Demgegenüber setzt sich Deutschland dem Interview nach offenbar keine „Limits“. So wird die Testung in Hessen zitiert: Vor den Ferien seien gut 1,1 Millionen Schüler pro Woche getestet worden und hätten eine Gesamtzahl von 34 positiv getesteten Kindern gebracht. Dies wären 176.000 Euro pro Fall.

Marckmann hält dies für verhältnismäßig, wenn klar wäre, dass hinreichend viele schwere Erkrankungen und Todesfälle verhindert werden könnten. Das Geld in Schulen sei nach allem, was man wisse, eher keine vernünftige Investition gewesen.

Grund für diese Herangehensweise – Kosten und Nutzen zu beurteilen -, sei die Knappheit der Ressourcen. Was an einer Stelle ausgegeben wird, kann an anderer Stelle nicht eingesetzt werden. Demzufolge wäre auch der Kurs in Deutschland zu beurteilen. Es habe sehr hohe Folgekosten gegeben.
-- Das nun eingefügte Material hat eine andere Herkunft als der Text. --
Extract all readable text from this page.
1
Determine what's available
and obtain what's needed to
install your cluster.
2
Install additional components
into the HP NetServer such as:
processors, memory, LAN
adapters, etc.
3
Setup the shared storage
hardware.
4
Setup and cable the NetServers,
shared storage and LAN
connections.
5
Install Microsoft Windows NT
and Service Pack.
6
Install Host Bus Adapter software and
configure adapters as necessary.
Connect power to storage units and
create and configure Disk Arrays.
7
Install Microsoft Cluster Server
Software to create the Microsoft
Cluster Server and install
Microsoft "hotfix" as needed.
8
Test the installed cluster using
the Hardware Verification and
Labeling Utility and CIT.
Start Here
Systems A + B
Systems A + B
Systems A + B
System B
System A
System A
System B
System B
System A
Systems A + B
Er würde aus seiner Sicht daran zweifeln, ob hier ein vernünftiges Verhältnis zum Nutzen gegeben sei. Anfangs habe es zu wenig Alternativen zum Lockdown gegeben, in der zweiten oder dritten Welle jedoch wäre dies möglich gewesen. So seien die indirekten negativen Folgen gleichfalls geeignet gewesen.

Er betonte, wenn es tatsächlich so wäre, dass die Finanzen bei den Menschenleben in Deutschland keine Rolle spielen würden, müsse die Gesellschaft viel mehr gegen ökonomische und soziale Ungleichheiten unternehmen. So würden reiche Männer im Durchschnitt zehn Jahre länger leben als ärmere.